Problems arise from superfluous economy
By: Jaimie Goldstein
Residents and businesses in Southeast Eugene are less likely to spend money due to the state of the economy and its damaging effects.
With these hard economic times, people in Southeast Eugene appreciate jobs more and are frugal with their money. As the bills pile up, so does the anxiety of how to make ends meet. The economy “has increased my stress a lot,” said one resident.
Katherine Conway is a telephone advice nurse who feels the repercussions of the economy. There’s “more competition” for shifts since hours are getting cut. “More of us want those shifts,” she said.
Jiffy Market has increased its customer relationships by selling mostly to regulars. Beer sales are constantly up and down, but high-priced wine sales have declined.

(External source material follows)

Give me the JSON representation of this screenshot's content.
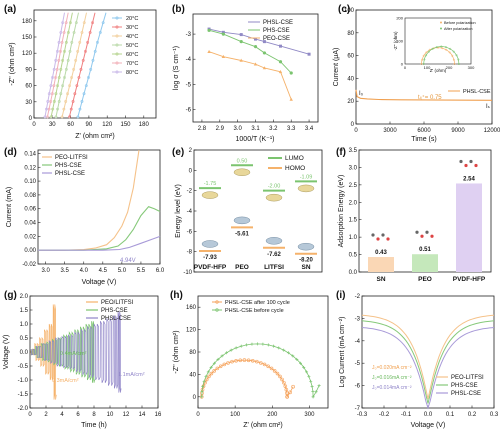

A well-established Italian restaurant in its fortieth year, Mazzi’s, hasn’t been affected by the turbulent times though. General Manager, Mason Ambo, said employment is steady. During the slow seasons in January, February and March, he may cut a server or hostess, otherwise it’s “fairly consistent.”
Glenn Wells, a cashier at Jiffy Market, was jobless for two to three months. He is currently employed because a long-term employee quit and Wells replaced him. Jiffy Market is more likely to “replace than expand,” said Wells.
The job at Jiffy Market “has made me happier to have a job,” said Wells, who thinks “people are less inclined to splurge” because of the state of the economy.
Ambo is now “more cautious” in how he spends money.
Conway was at JC’s Laundry because her washer broke. She can’t afford to replace it since her husband, a middle school teacher, keeps getting his days cut. Using the laundromat every two weeks cost Conway sixty to eighty dollars for a family of five.
With an increase in stress and an inability to pay the bills, Conway and her family have had to visit the food bank a couple of times. She said it was an emotional experience.
As a nurse, Conway said she receives more calls about depression and anxiety. Her callers’ stress relates to money and insurance companies. She also receives more calls because families cannot afford to pay to see a doctor in person.
When big companies lay off five hundred people, the effects trickle down to everyone. “In our town, that’s a lot of people,” said Conway.